It started as a simple instruction from a spiritual leader and has grown into a global humanitarian organisation that has contributed R2.8 billion in aid to 43 countries.
This includes disaster intervention, the establishment of search-and-rescue, aquatic and medical teams, and 20 other categories of projects.
Gift of the Givers founder Dr Imtiaz Sooliman on Tuesday looked back on 27 years of humanitarian aid since founding the organisation on August 6, 1992.
“It started in Istanbul in Turkey on August 6, 1992. It was a Thursday night at around 22:00,” Sooliman recalls clearly.
“It was after prayer that the Sufi spiritual master Muhammad Safer Efendi told me: ‘My son, I’m not asking you, I am instructing you to form an organisation, and the name will be Gift of the Givers, and you will serve all people of all races, of all colours and of all religions, of all classes and of all cultures; you will serve any person of any political affiliation, and in any geographical location, and you will serve them all unconditionally. You will not expect anything in return – not even a thank you.'”
Sooliman was told this instruction was for the rest of his life and that whatever he did, was through him and not by him.
“Initially I didn’t take it that seriously because I was a doctor in private practice. I didn’t know what he meant by giving me this instruction for the rest of my life.
“But he told me, ‘In everything that you do, you will know’. And believe me, 27 years later I know everything that has to be done. Whatever is placed in front of me, I don’t know how I know, but I know what to do, when to do it and how to do it,” Sooliman told News24.
Sooliman then took the instruction to heart and soon found himself involved in assisting in the Bosnian War between 1992 and 1995.
“That was our first project,” he recalls. “And 85% of what I know now, I learnt in that period. It was very complicated. We built the world’s first containerised mobile hospital. It was designed in South Africa and was a product of South African engineering that we took to Europe.
“Everything that had to be done, from Reserve Bank clearance, customs, shipping, immigration, going to a war zone, negotiating, dealing with threats and dangers – I was confronted by all those things. I learnt most of what I know about disaster intervention during that period.”
Since then, Gift of the Givers has grown to supply aid to millions of people worldwide, something that the Sufi master told Sooliman would happen.
“He said it would grow and grow. He said I would only understand it much later on. And it’s true.

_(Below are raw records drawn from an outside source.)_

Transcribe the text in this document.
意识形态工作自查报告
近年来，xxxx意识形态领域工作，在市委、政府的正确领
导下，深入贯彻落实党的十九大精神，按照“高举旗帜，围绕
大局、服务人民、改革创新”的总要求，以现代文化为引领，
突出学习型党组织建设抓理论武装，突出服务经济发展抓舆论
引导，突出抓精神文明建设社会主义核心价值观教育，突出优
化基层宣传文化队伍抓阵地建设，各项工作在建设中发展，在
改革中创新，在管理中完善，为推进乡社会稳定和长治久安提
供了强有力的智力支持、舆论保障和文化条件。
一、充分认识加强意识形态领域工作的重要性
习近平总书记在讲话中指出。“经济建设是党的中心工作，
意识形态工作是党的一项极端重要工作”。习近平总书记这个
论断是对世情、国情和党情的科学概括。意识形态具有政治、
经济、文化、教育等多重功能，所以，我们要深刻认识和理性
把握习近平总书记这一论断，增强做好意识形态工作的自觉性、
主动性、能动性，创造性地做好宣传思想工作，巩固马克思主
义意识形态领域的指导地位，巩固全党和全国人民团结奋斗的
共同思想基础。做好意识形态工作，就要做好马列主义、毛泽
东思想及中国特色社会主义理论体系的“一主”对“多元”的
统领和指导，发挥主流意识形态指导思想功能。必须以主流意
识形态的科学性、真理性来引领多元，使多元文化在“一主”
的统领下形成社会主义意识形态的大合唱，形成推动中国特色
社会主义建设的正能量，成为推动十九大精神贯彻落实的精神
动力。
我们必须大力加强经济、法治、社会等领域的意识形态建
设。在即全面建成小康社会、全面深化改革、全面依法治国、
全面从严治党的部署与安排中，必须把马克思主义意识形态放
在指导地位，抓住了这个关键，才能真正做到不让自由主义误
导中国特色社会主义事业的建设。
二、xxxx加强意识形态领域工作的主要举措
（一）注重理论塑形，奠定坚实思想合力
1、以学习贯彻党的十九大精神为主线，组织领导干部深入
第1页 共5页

“In the beginning there weren’t that many projects – just some small disasters here and there. Eventually the losses got bigger, inside and outside South Africa, and slowly we started getting involved with different projects.”
These include, among many other interventions, a counselling service, feeding schemes, a bursary project, a school toilet project, providing aid following numerous natural disasters worldwide, as well as hostage negotiation and drought intervention.
Sooliman rattles off the numerous projects and intervention like a machine gun – too many to list, but enough to comprehend the sheer scope of the work done by Gift of the Givers.
He says the mobile hospital project in Bosnia is probably the biggest highlight of his time with Gift of the Givers.
He also recalls how the organisation found a 64-year-old survivor in the rubble following the earthquake in Haiti in 2010.
“We pulled her out, alive, eight days after the quake. It was the first time a team from Africa had taken someone out of disaster rubble alive outside the African continent.
“And then, of course, getting Yolande Korkie out alive within five days of us meeting al-Qaeda.”
Korkie and her husband were kidnapped by al-Qaeda militants in Taiz, Yemen, in May 2013.
She was released eight months later and returned to South Africa, as the Gift of the Givers continued to negotiate for her husband’s release.
However, Pierre and US photographer Luke Somers were killed during an attempt by the US Special Forces to free them from their al-Qaeda captors on December 6, 2014.
“We also got Stephen McGowan and Johan Gustafsson out [in 2017],” Sooliman recalls.
McGowan had been abducted in Timbuktu in northern Mali in November 2011, along with Gustafsson and Dutchman Sjaak Rijke, by a group of armed men while on the terrace of their hotel.
Sooliman says the past 27 years has brought him “great joy”.
“It has given me spiritual satisfaction, fulfilment, contentment and joy because you see the difference in the lives of people.
“At the same time, it’s something so ordinary and simple. But because people don’t have the means, they run out of hope, they don’t know what to do… Sometimes such a small thing can make such a big difference in people’s lives.
“We’ve touched the lives of millions of people in 43 countries. That is a remarkable achievement for a country such as South Africa. It shows the quality of support and the ubuntu spirit of our people – to help inside and to help outside.
“It’s a terrible place to be – on the other side – when you see the suffering and pain of people. Just the knowledge that you are not on the other side gives me a great sense of gratitude. And through that feeling of gratitude, the least you can do is help somebody else.”
Sooliman said he was grateful to everybody who has contributed in some way, from government to corporates to the media to ordinary South Africans.
“The support has just been phenomenal. Also, special thanks must go to our teams who take great risks, and their families who allow us to do this – without that, we would not achieve what we have achieved.”